We unconsciously buy into the societal ideal of more, and spend a great deal of our time in the acquisition of those things in the hope they will make us feel better, happier, sexier, more important, more free.

What we fail to realise is that all those possessions actually restrict our freedom, and keep us tied to a person, place, time, or a way of being. These things become our excuse for why we can’t do the things we actually want to do –

 I can’t relocate; I’ve got too much stuff!

I can’t start dating again; I’m still grieving my ex (from a year ago!!!)

I can’t start my own business; I’ve got a family to support

I can’t have great sex; I’ve got too many body hang ups

What if you could just LET GO?

What if you took stock of everything in your life and got really clear about whether these things actually serve you and then, let go of the ones that don’t?
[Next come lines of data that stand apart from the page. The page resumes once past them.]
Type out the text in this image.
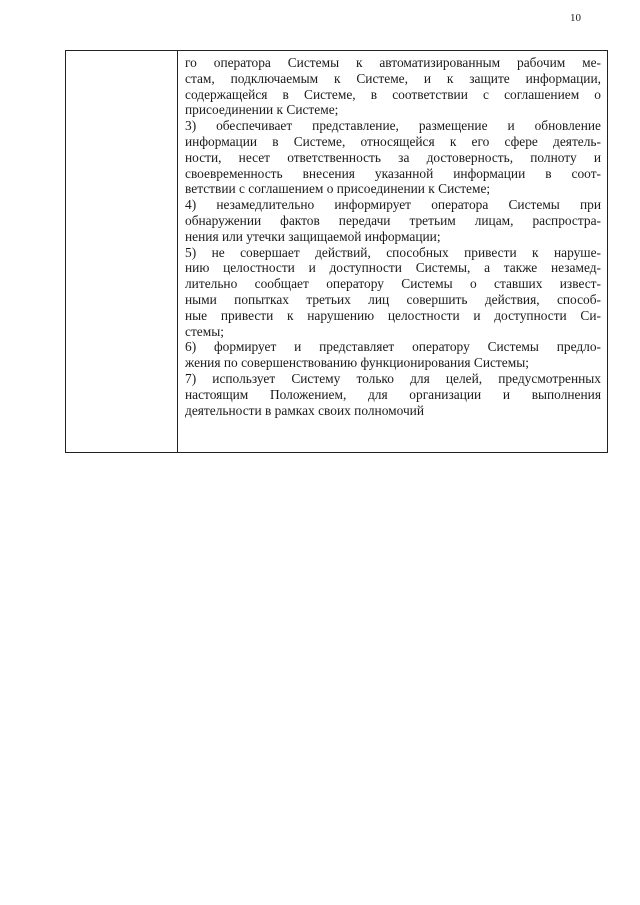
10
го оператора Системы к автоматизированным рабочим ме-
стам, подключаемым к Системе, и к защите информации,
содержащейся в Системе, в соответствии с соглашением о
присоединении к Системе;
3) обеспечивает представление, размещение и обновление
информации в Системе, относящейся к его сфере деятель-
ности, несет ответственность за достоверность, полноту и
своевременность внесения указанной информации в соот-
ветствии с соглашением о присоединении к Системе;
4) незамедлительно информирует оператора Системы при
обнаружении фактов передачи третьим лицам, распростра-
нения или утечки защищаемой информации;
5) не совершает действий, способных привести к наруше-
нию целостности и доступности Системы, а также незамед-
лительно сообщает оператору Системы о ставших извест-
ными попытках третьих лиц совершить действия, способ-
ные привести к нарушению целостности и доступности Си-
стемы;
6) формирует и представляет оператору Системы предло-
жения по совершенствованию функционирования Системы;
7) использует Систему только для целей, предусмотренных
настоящим Положением, для организации и выполнения
деятельности в рамках своих полномочий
How would your life be different without them in it?

What are you clinging onto? Why are you afraid to let go?

When we let go – whether it be of a belief, a way of being, a person or an object – we free up energy. We create space for something else to come into our life. We have no way of knowing what that thing will be, but without space, nothing new can enter.
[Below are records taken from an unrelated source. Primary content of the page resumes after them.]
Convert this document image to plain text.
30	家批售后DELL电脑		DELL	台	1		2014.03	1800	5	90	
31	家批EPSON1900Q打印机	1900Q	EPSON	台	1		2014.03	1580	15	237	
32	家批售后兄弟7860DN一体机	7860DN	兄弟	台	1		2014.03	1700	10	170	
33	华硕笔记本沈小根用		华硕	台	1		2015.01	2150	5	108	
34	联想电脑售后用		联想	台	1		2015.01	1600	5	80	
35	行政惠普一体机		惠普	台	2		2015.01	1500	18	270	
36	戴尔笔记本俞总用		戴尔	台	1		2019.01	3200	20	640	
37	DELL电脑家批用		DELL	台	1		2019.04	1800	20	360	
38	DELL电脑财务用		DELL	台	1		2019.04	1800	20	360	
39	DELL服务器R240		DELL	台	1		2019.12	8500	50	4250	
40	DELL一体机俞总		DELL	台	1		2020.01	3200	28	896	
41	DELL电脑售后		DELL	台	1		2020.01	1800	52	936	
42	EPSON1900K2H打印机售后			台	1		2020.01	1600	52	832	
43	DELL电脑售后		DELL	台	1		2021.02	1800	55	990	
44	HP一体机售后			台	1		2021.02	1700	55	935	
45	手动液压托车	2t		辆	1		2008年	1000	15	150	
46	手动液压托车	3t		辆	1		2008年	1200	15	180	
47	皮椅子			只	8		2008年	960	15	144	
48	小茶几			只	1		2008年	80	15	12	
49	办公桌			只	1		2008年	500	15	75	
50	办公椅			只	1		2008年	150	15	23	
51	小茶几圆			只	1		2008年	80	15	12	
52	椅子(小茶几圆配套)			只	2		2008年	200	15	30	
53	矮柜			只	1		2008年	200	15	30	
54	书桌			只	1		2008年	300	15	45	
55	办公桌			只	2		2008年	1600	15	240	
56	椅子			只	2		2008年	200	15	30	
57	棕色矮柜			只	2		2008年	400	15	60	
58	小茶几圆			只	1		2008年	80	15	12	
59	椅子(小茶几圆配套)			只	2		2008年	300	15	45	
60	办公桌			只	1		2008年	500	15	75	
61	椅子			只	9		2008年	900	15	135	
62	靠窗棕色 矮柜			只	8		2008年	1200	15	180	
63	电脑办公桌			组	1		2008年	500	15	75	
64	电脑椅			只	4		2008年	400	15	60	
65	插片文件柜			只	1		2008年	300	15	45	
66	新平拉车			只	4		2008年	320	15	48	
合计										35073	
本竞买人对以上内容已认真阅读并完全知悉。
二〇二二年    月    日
If you feel stuck or stale in any area of your life, you’ve got some work to do! Go though your wardrobe, your fridge, your pantry, your underwear drawer (seriously, when was the last time you wore those old, holey panties?? Let ‘em go darling), your wallet, your make up bag, your book shelves, your desktop, that second drawer in your kitchen, that third drawer in your kitchen, your Facebook friends, your real life friends….everything is up for grabs here.

I used to be afraid to let go of my books (I LOVE books; the feel of them in my hands, turning down the corners of pages I want to come back to, underlining and highlighting inspiring passages as I read). I wanted them nearby so I could read them again and refer to them whenever I needed. I read a lot, and so my collection was huge, and varied, and every time I moved, they were the heaviest, bulkiest things I had to move. But still, I lugged them from place to place, year after year, just so they could be close to me. They brought me a feeling of security and comfort.

How ridiculous is that?

I was so tied to these books, I made my life more difficult by hanging on to them. And the thought that they’d be gone if I didn’t hold on, is even more ridiculous – I’ll always carry their content within me, and any time I get the urge to re-read one of them, someone I know, somewhere in the world will have it, and will be able to get it to me in a matter of days. Worst-case scenario, I can download it and have it on my Kindle in a matter of minutes!
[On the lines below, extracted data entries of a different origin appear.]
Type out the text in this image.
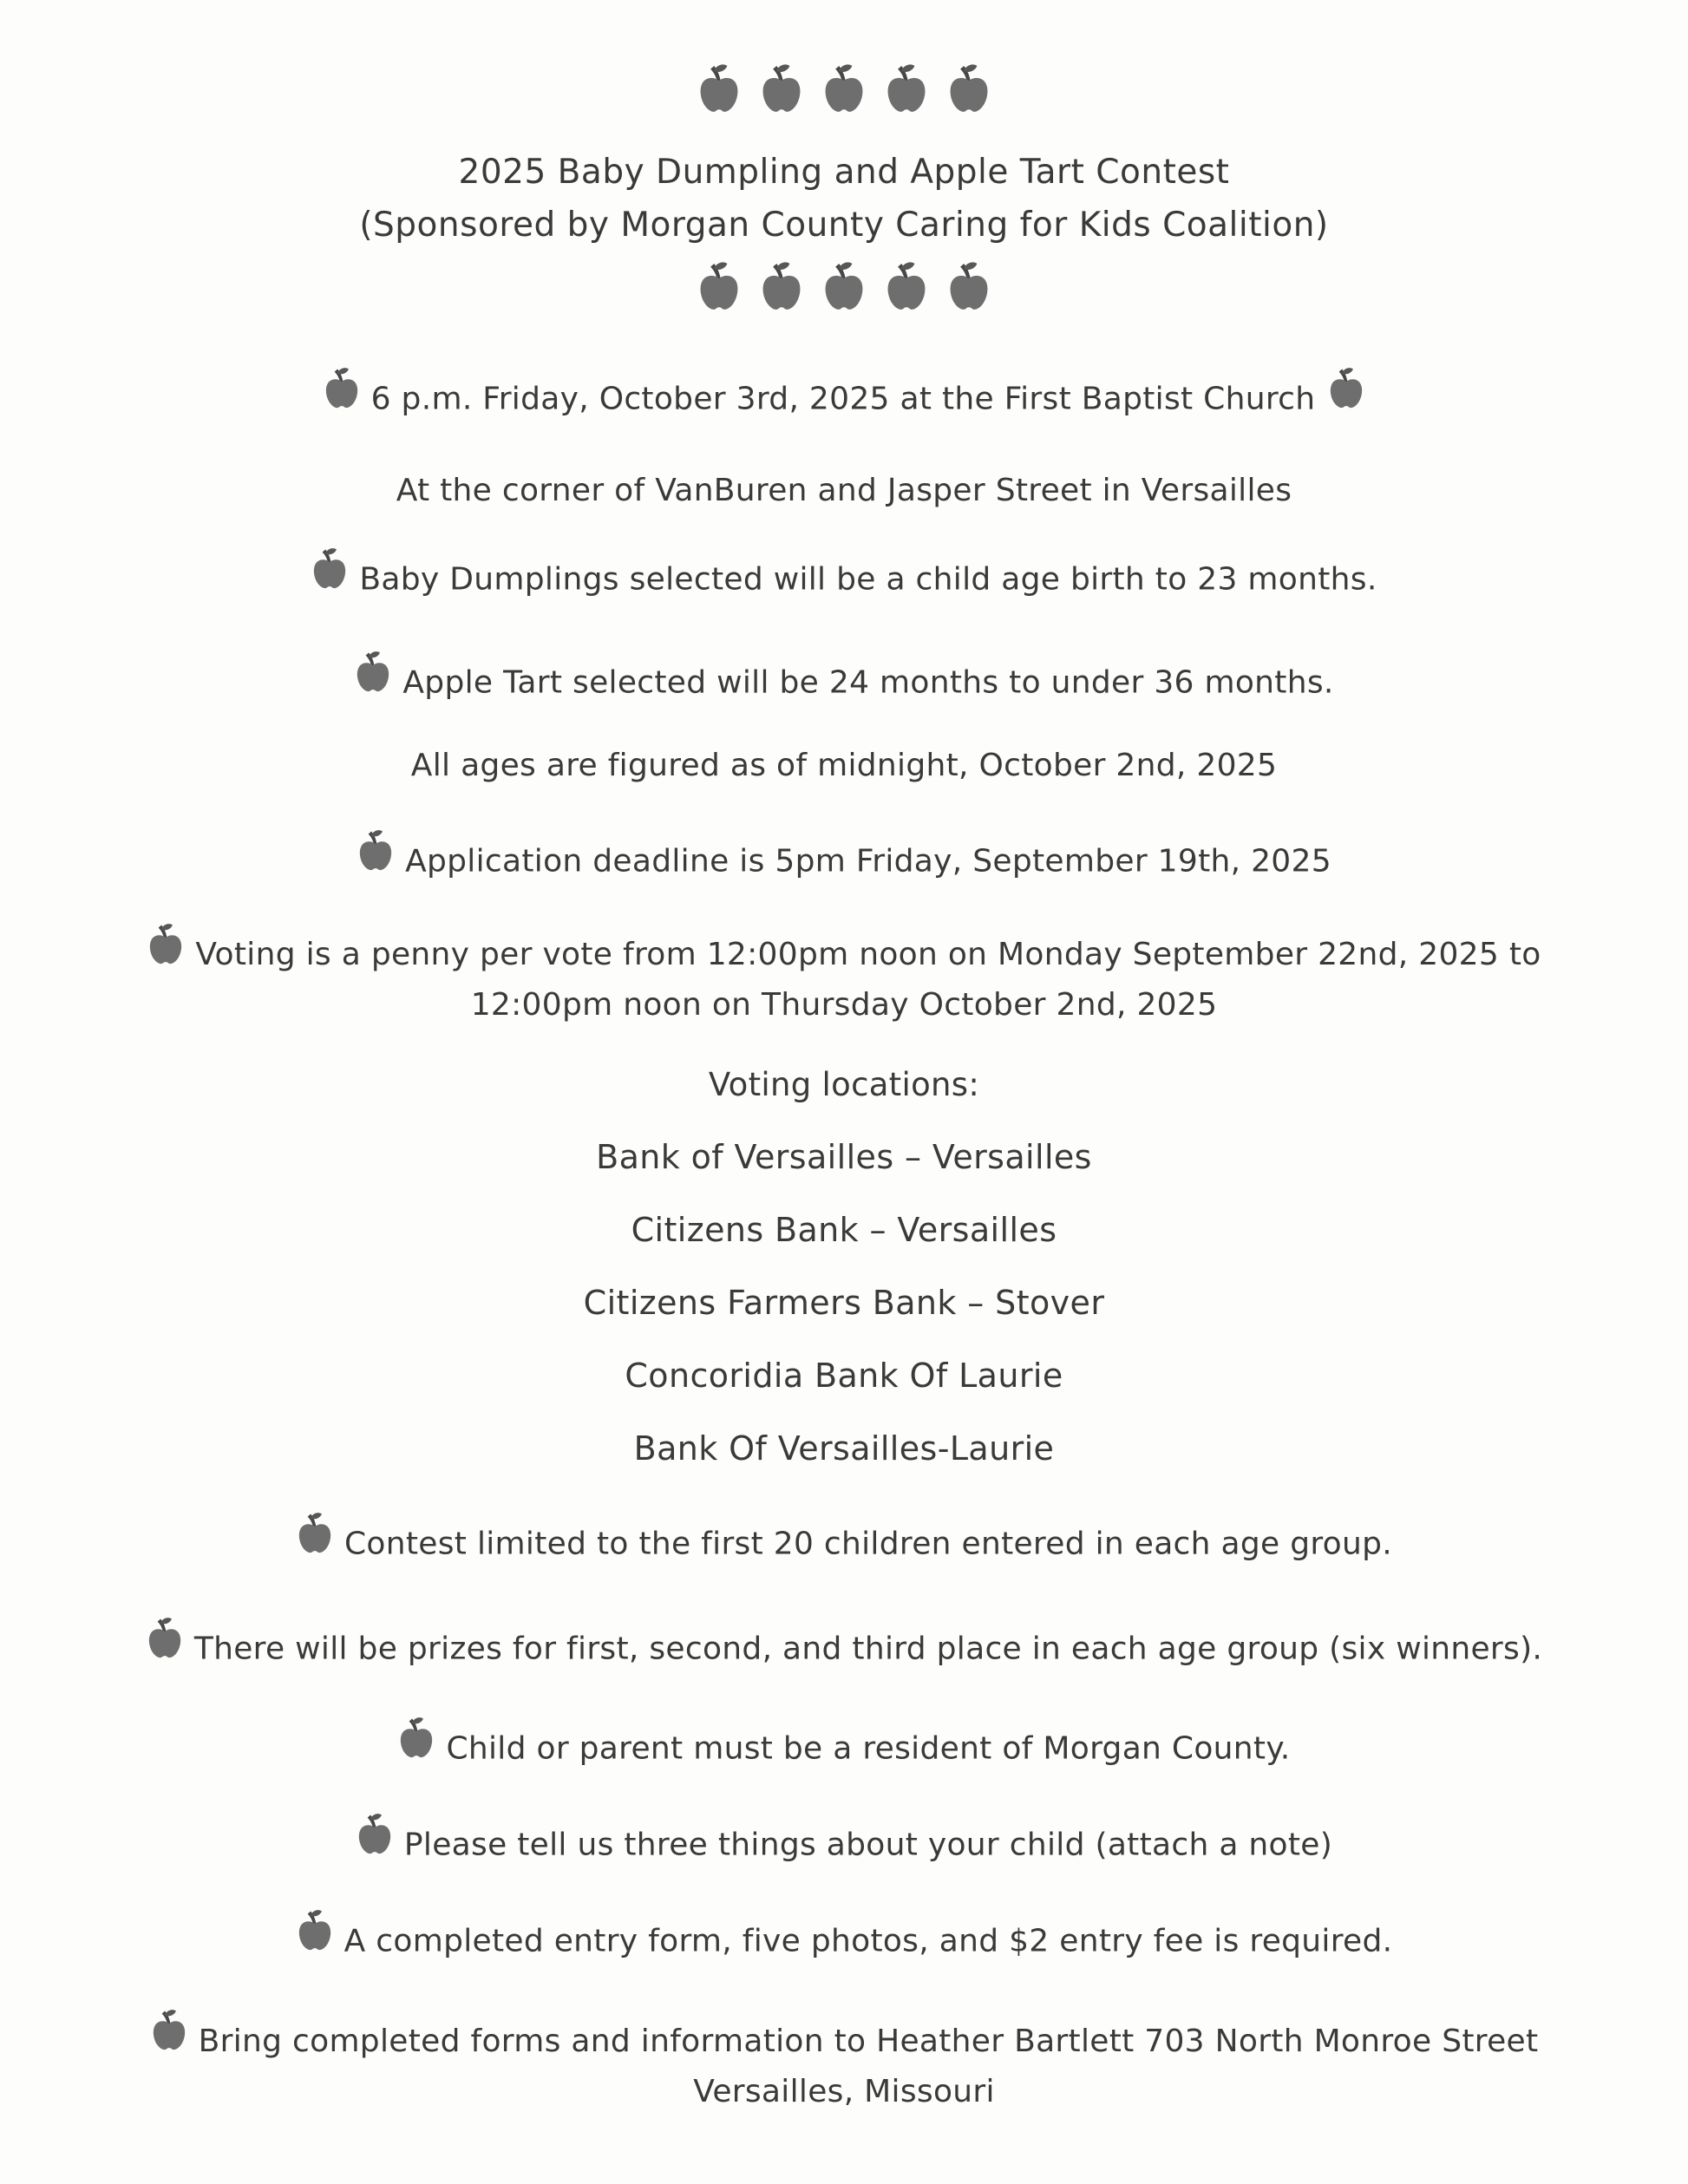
2025 Baby Dumpling and Apple Tart Contest
(Sponsored by Morgan County Caring for Kids Coalition)
6 p.m. Friday, October 3rd, 2025 at the First Baptist Church
At the corner of VanBuren and Jasper Street in Versailles
Baby Dumplings selected will be a child age birth to 23 months.
Apple Tart selected will be 24 months to under 36 months.
All ages are figured as of midnight, October 2nd, 2025
Application deadline is 5pm Friday, September 19th, 2025
Voting is a penny per vote from 12:00pm noon on Monday September 22nd, 2025 to
12:00pm noon on Thursday October 2nd, 2025
Voting locations:
Bank of Versailles – Versailles
Citizens Bank – Versailles
Citizens Farmers Bank – Stover
Concoridia Bank Of Laurie
Bank Of Versailles-Laurie
Contest limited to the first 20 children entered in each age group.
There will be prizes for first, second, and third place in each age group (six winners).
Child or parent must be a resident of Morgan County.
Please tell us three things about your child (attach a note)
A completed entry form, five photos, and $2 entry fee is required.
Bring completed forms and information to Heather Bartlett 703 North Monroe Street
Versailles, Missouri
Security doesn’t come from books. Comfort doesn’t come from books. Neither does love, or happiness, or excitement, or any of the other things you are searching for. These also don’t come from that over stuffed fridge you have, your outdated wardrobe of clothes that don’t fit properly, or look anything less than amazing, but which you want to keep “just in case you need them one day”. You won’t find them in that pile of clutter on your bedside table, your coffee table, in your garage or your bathroom either. Nope, not in all those old receipts and store cards that are jamming up your wallet. And definitely NOT in that shoe box of old photos of you and your ex from high school!

 Love. Happiness. Security. Comfort. Excitement.

These come from within you, and are developed and realised when you are living a life you love. You cannot live that life fully whilst you are bogged down in all that crap!

So, beautiful, it’s time to get cleaning, clearing and making space. Pick one area of your life and get ruthless. Anything that is old, broken, chipped, stained, outdated, stretched, past its use-by, goes. Anything that hasn’t been used in 6 months or more (3 if you want to get really ruthless) goes. Anything that you are hanging on to “just in case” goes.

Pay attention to the things you want to hang onto, and dig a little deeper. Ask;

  • What purpose does holding onto this item serve?
  • What am I afraid will happen if I let it go? Is there any truth in that?
  • What would I do without it?

Still can’t quite let it go? Place it into a box in the back, or top, of your wardrobe. If it’s still there in 1 month, get rid of it.

Once you’ve finished, be very mindful of filling that space with something else, just for the sake of it. Space can make us feel a little uncomfortable, but remember, it is into that open space that something new will be pulled. Keep it open, and see what you are gifted with.